Le Maroc bénéficie d'un avantage comparatif significatif par rapport à ses concurrents régionaux, ce qui fait de lui, le premier investisseur en Afrique de l'Ouest et le deuxième plus grand investisseur du continent. Ses entreprises de pointe (y compris les banques, les assurances et les télécommunications), les entreprises industrielles (surtout les phosphates), les industries de plus en plus sophistiquée (aéronautique, électronique et automobile) et les capacités croissantes en énergies renouvelables, lui permettent de jouer un rôle de grande envergure dans l'avancée du roi Mohammed VI Dans cette optique, le pays a récemment lancé de grandes initiatives pour renforcer la durabilité de l'agriculture et améliorer la sécurité alimentaire grâce à la construction de méga engrais adaptés aux sols locaux dans plusieurs pays africains, notamment le Rwanda , L'Éthiopie et le Nigéria - trois pays qui ont longtemps refusé de soutenir le front Polisario. Un autre partenariat Sud-Sud ambitieux et stratégique est celui du récent accord entre le Maroc et le Nigéria pour construire un gazoduc transcontinental.

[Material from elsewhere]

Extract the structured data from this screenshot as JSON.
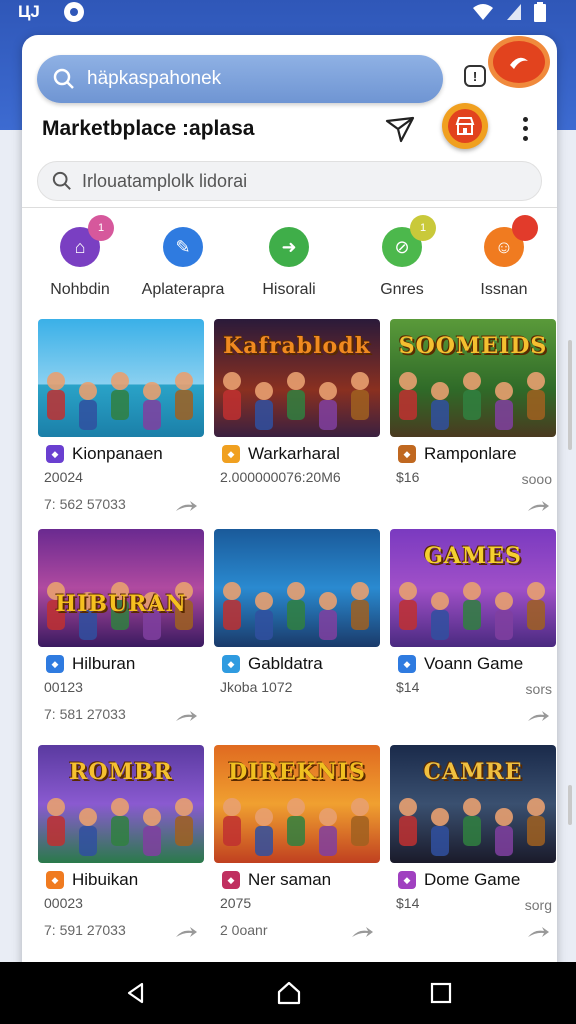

Maintenant que le Maroc a réussi de par ses forces diplomatiques et économiques à retrouver son siège à l'Union africaine, il est confronté à un nouveau contexte dans lequel il doit défendre ses intérêts fondamentaux tout en prouvant qu'il est un acteur responsable dont l'adhésion profite à l'UA, plutôt que d'approfondir les divisions du continent. Seul le temps nous dira si le mantra marocain du pragmatisme affirmé en diplomatie marquera le début d'une nouvelle ère de développement et de coopération mutuellement bénéfique pour le continent africain.